Genome-wide CRISPR/Cas9 screen reveals factors that influence the susceptibility of tumor cells to NK cell-mediated killing.

BACKGROUND

Natural killer (NK) cells exhibit potent cytotoxic activity against various cancer cell types. Over the past five decades, numerous methodologies have been employed to elucidate the intricate molecular mechanisms underlying NK cell-mediated tumor control. While significant progress has been made in elucidating the interactions between NK cells and tumor cells, the regulatory factors governing NK cell-mediated tumor cell destruction are not yet fully understood. This includes the diverse array of tumor ligands recognized by NK cells and the mechanisms that NK cells employ to eliminate tumor cells.

METHODS

In this study, we employed a genome-wide CRISPR/Cas9 screening approach in conjunction with functional cytotoxicity assays to delineate the pathways modulating the susceptibility of colon adenocarcinoma HCT-116 cells to NK cell-mediated cytotoxicity.

RESULTS

Analysis of guide RNA distribution in HCT-116 cells that survived co-incubation with NK cells identified ICAM-1 as a pivotal player in the NKp44-mediated immune synapse, with NKp44 serving as an activating receptor crucial for the elimination of HCT-116 tumor cells by NK cells. Furthermore, disruption of genes involved in the apoptosis or interferon (IFN)-γ signaling pathways conferred resistance to NK cell attack.

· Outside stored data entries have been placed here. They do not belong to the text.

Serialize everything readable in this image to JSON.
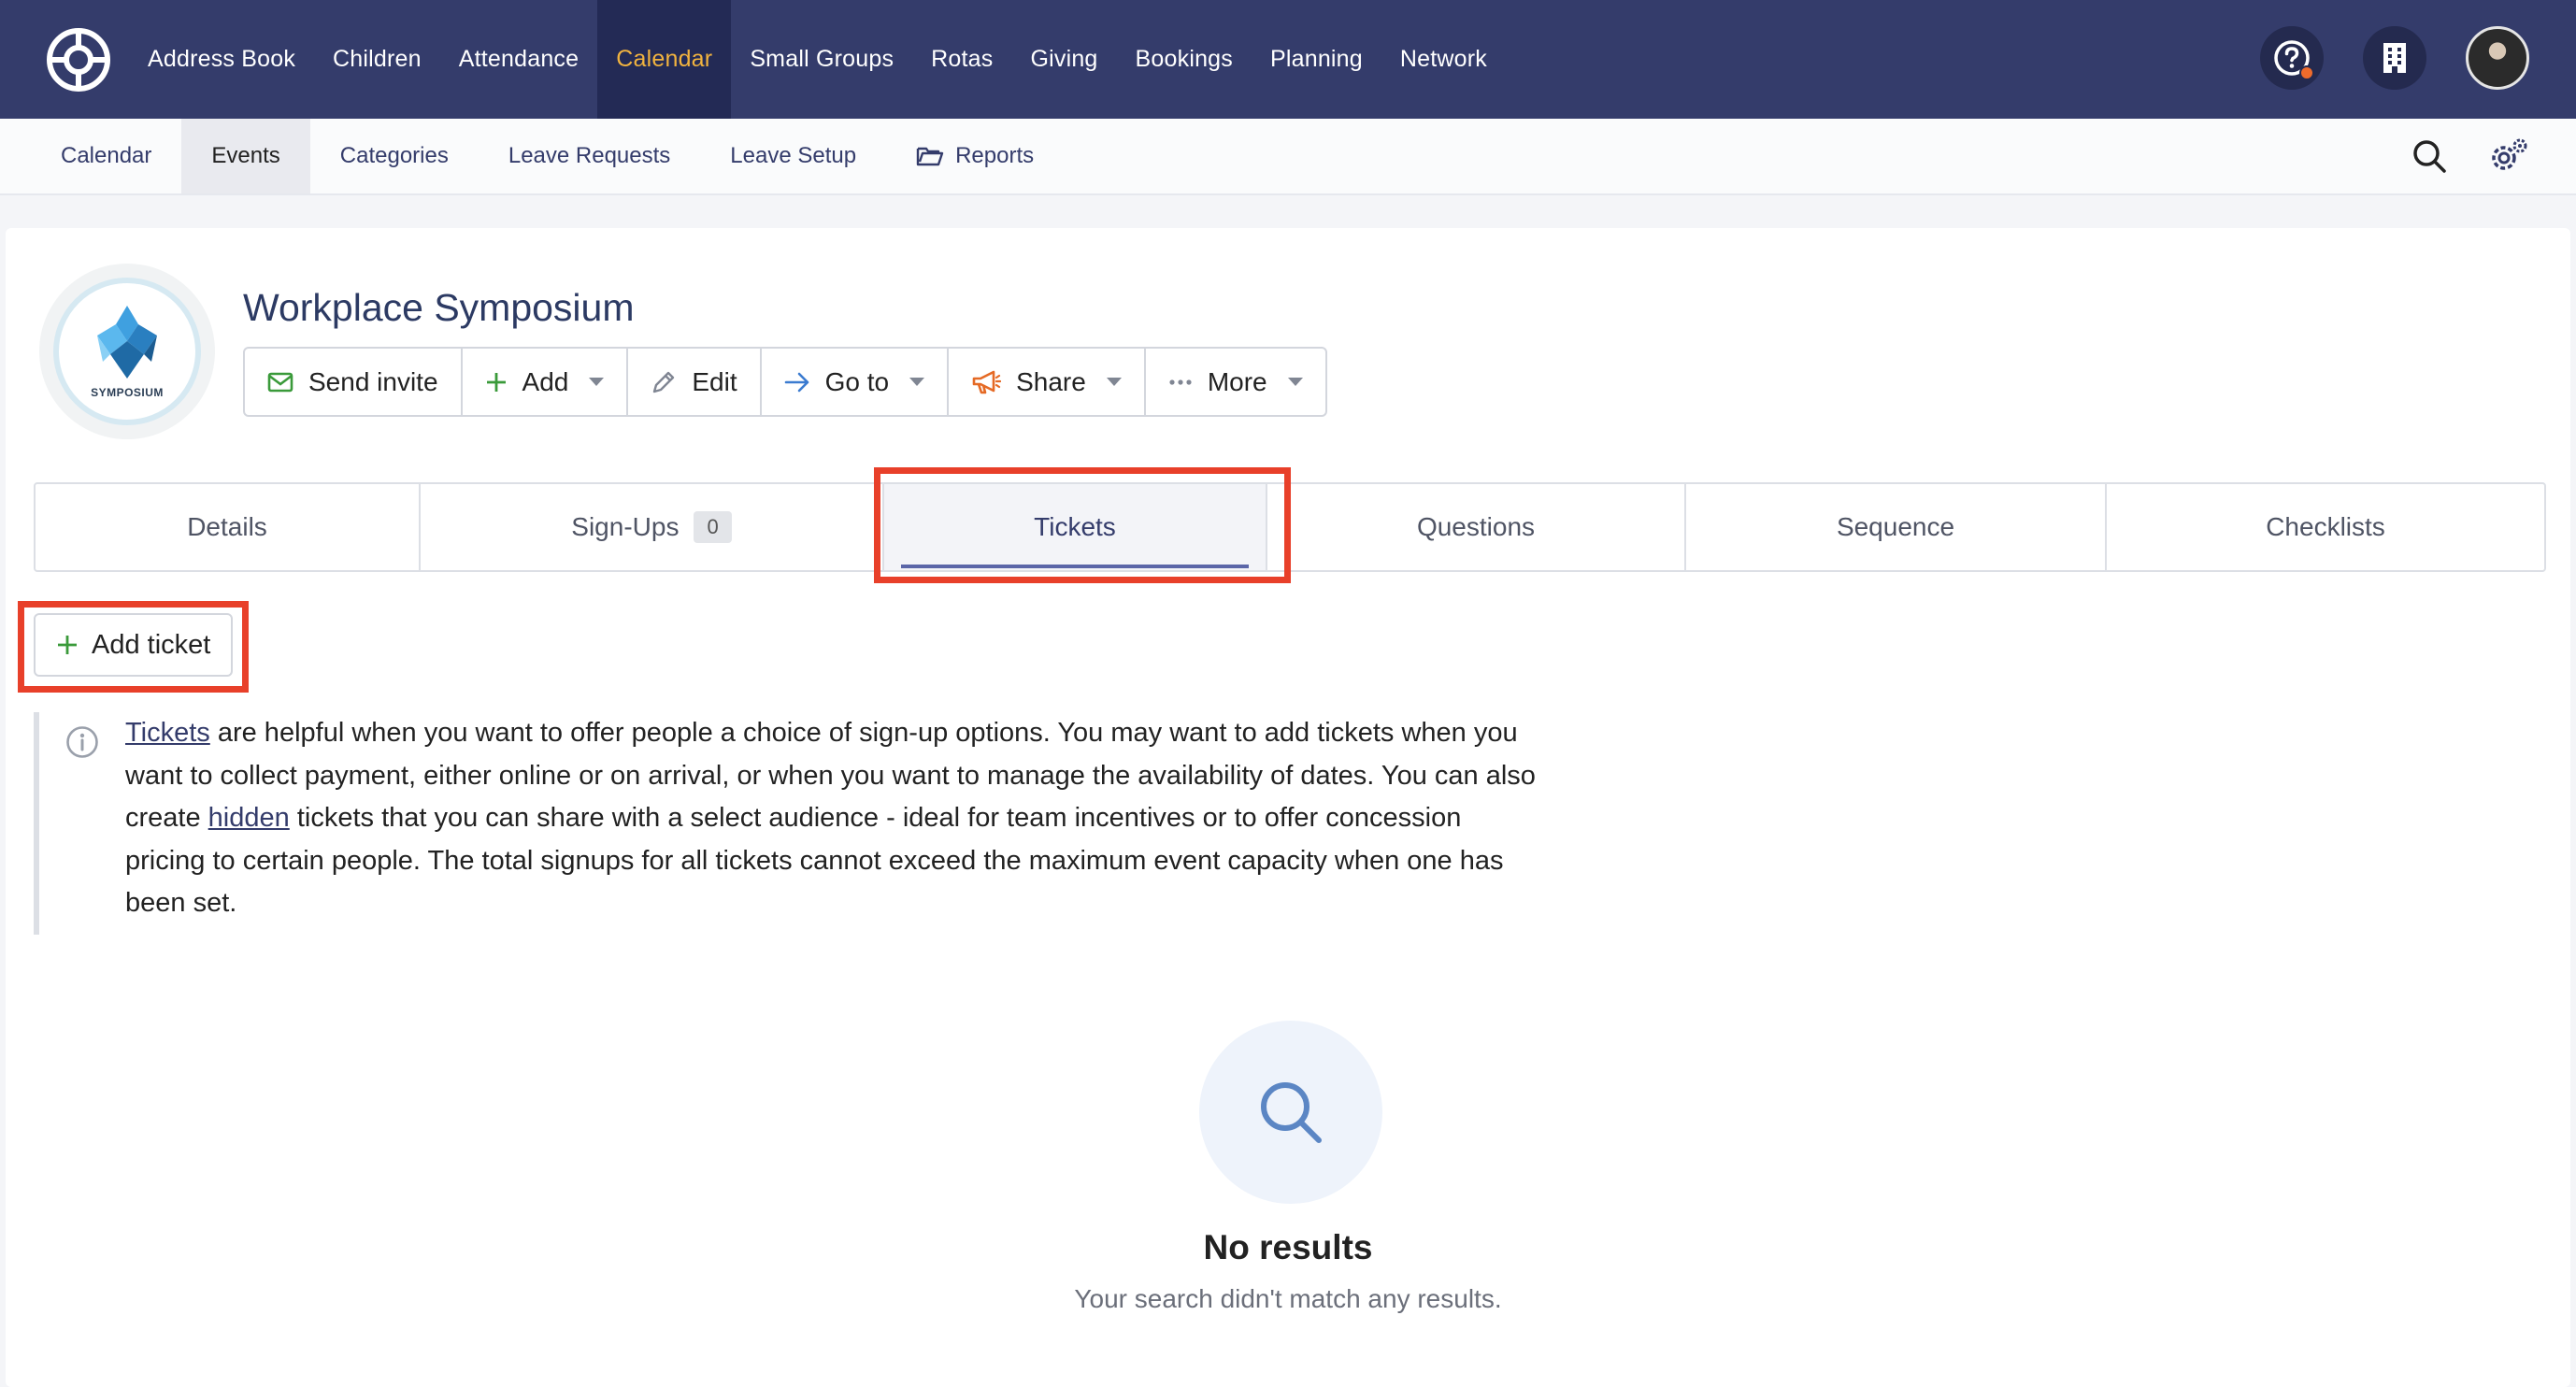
{
  "topnav": {
    "items": [
      {
        "label": "Address Book"
      },
      {
        "label": "Children"
      },
      {
        "label": "Attendance"
      },
      {
        "label": "Calendar",
        "active": true
      },
      {
        "label": "Small Groups"
      },
      {
        "label": "Rotas"
      },
      {
        "label": "Giving"
      },
      {
        "label": "Bookings"
      },
      {
        "label": "Planning"
      },
      {
        "label": "Network"
      }
    ]
  },
  "subnav": {
    "items": [
      {
        "label": "Calendar"
      },
      {
        "label": "Events",
        "active": true
      },
      {
        "label": "Categories"
      },
      {
        "label": "Leave Requests"
      },
      {
        "label": "Leave Setup"
      },
      {
        "label": "Reports",
        "icon": "folder-icon"
      }
    ]
  },
  "event": {
    "title": "Workplace Symposium",
    "logo_text": "SYMPOSIUM"
  },
  "actions": {
    "send_invite": "Send invite",
    "add": "Add",
    "edit": "Edit",
    "go_to": "Go to",
    "share": "Share",
    "more": "More"
  },
  "tabs": {
    "details": "Details",
    "signups": "Sign-Ups",
    "signups_count": "0",
    "tickets": "Tickets",
    "questions": "Questions",
    "sequence": "Sequence",
    "checklists": "Checklists"
  },
  "add_ticket": "Add ticket",
  "info": {
    "link_tickets": "Tickets",
    "part1": " are helpful when you want to offer people a choice of sign-up options. You may want to add tickets when you want to collect payment, either online or on arrival, or when you want to manage the availability of dates. You can also create ",
    "link_hidden": "hidden",
    "part2": " tickets that you can share with a select audience - ideal for team incentives or to offer concession pricing to certain people. The total signups for all tickets cannot exceed the maximum event capacity when one has been set."
  },
  "empty": {
    "title": "No results",
    "subtitle": "Your search didn't match any results."
  },
  "colors": {
    "nav_bg": "#343c6b",
    "nav_active_bg": "#232a55",
    "nav_active_text": "#f1b33f",
    "highlight": "#e8402a",
    "plus_green": "#3a9a3a"
  }
}
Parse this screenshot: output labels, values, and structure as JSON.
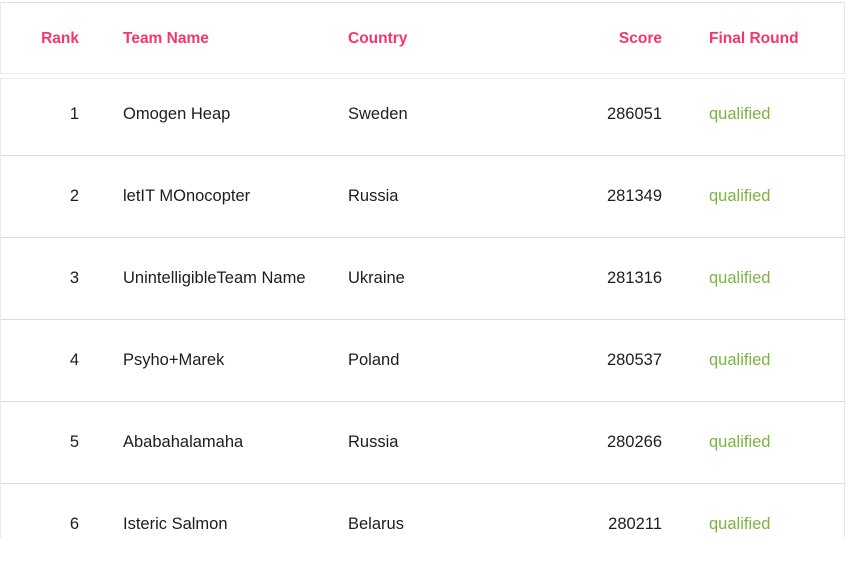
{
  "table": {
    "columns": [
      {
        "key": "rank",
        "label": "Rank",
        "align": "right"
      },
      {
        "key": "team",
        "label": "Team Name",
        "align": "left"
      },
      {
        "key": "country",
        "label": "Country",
        "align": "left"
      },
      {
        "key": "score",
        "label": "Score",
        "align": "right"
      },
      {
        "key": "final",
        "label": "Final Round",
        "align": "left"
      }
    ],
    "header_color": "#f6356e",
    "status_color": "#7cb342",
    "text_color": "#1d1d1f",
    "border_color": "#dcdcdc",
    "rows": [
      {
        "rank": "1",
        "team": "Omogen Heap",
        "country": "Sweden",
        "score": "286051",
        "final": "qualified"
      },
      {
        "rank": "2",
        "team": "letIT MOnocopter",
        "country": "Russia",
        "score": "281349",
        "final": "qualified"
      },
      {
        "rank": "3",
        "team": "UnintelligibleTeam Name",
        "country": "Ukraine",
        "score": "281316",
        "final": "qualified"
      },
      {
        "rank": "4",
        "team": "Psyho+Marek",
        "country": "Poland",
        "score": "280537",
        "final": "qualified"
      },
      {
        "rank": "5",
        "team": "Ababahalamaha",
        "country": "Russia",
        "score": "280266",
        "final": "qualified"
      },
      {
        "rank": "6",
        "team": "Isteric Salmon",
        "country": "Belarus",
        "score": "280211",
        "final": "qualified"
      }
    ]
  }
}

We further dissected that NK cell-derived IFN-γ promotes mitochondrial apoptosis in vitro and exerts control over B16-F10 lung metastases in vivo.

CONCLUSION

Monitoring ICAM-1 levels on the surface of tumor cells or modulating its expression should be considered in the context of NK cell-based therapy. Furthermore, promoting FasL expression on the NK cell surface is reaffirmed as an important strategy to enhance NK cell-mediated tumor killing, offering an additional avenue for therapeutic optimization. Additionally, considering the diffusion properties of IFN-γ, our findings highlight the potential of leveraging NK cell-derived IFN-γ to enhance direct tumor cell killing and facilitate bystander effects via cytokine diffusion, warranting further investigation.